虽是为了上药,但与太子这般肌肤相触,未免有些……太不像样了。
古语有云,男女授受不亲。
从出生到现在,沈偲一直极为严格地恪守这一点。除了父亲和小弟,只有崔世君在得了她的默许下,牵过一回她的手,而不堪回首的另一回,则是被元熙帝……
可活儿是自己揽的,恩是自己要报的,沈偲只得硬着头皮,暂时忘掉太子是位男子,只把他想做是主子、是恩人,抛开杂念专心为太子上药。

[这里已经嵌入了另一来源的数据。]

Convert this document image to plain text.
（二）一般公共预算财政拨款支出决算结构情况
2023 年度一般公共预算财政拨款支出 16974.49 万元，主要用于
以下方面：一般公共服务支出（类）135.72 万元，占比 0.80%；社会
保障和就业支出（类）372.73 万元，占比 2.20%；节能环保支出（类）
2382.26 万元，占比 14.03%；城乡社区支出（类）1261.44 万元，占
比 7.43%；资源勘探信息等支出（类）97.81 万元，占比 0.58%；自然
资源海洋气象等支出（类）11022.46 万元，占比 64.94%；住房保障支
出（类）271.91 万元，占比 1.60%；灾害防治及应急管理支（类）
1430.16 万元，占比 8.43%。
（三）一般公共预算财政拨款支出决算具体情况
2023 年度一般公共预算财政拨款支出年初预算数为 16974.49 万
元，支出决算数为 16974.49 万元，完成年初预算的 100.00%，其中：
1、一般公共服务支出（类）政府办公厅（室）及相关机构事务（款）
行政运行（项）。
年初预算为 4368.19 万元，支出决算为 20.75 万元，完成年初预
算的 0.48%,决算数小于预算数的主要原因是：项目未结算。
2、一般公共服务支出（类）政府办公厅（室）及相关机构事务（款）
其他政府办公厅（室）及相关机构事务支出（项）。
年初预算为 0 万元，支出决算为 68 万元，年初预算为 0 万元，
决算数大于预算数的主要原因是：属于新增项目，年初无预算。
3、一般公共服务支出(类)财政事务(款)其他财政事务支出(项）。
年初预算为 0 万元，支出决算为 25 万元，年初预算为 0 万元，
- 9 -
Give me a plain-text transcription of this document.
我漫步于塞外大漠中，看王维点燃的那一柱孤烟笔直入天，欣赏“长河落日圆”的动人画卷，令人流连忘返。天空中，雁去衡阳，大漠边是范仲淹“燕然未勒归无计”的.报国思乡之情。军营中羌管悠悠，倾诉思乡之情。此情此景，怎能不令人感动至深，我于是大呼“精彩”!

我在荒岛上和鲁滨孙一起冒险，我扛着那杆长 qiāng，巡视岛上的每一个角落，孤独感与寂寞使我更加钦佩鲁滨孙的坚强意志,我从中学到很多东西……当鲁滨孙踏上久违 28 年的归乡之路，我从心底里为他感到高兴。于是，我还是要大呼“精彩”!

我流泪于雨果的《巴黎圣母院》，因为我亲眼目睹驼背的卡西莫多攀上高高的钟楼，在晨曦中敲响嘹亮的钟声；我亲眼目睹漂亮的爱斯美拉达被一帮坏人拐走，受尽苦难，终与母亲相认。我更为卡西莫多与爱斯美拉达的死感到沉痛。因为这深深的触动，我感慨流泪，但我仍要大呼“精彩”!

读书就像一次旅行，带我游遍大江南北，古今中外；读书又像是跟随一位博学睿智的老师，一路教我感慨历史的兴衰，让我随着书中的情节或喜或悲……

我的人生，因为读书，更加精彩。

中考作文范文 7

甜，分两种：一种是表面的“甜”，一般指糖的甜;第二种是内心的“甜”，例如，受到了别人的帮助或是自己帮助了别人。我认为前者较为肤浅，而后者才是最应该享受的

她在灯火下细细观察太子的手。忽略狰狞的伤口,太子的手其实生得很好看,并不是沈偲想象中养尊处优的手,而是一看便知经历颇多的手:肌肤是浅蜜色的,大概比面上的肤色还要深些,手指修长而有力,指腹和指根处覆了一层薄薄的茧,还有几道浅浅的划痕……是那种遒劲有力的好看。
与崔世君的手完全不一样。
崔世君的手也生得好看,那是一双专门用来执笔写字、翻书抚琴的手。崔世君日常也极为讲究,用手后会用胰子净手再抹上白及膏。他的手不止修长匀称,还极为白皙润泽,就像他给人的印象般,是翩翩公子,皎皎郎君。
沈偲也奇怪自己怎会突发奇想,把太子与崔世君摆在一起比较,除了同为男子,他们着实没有一丝相近之处。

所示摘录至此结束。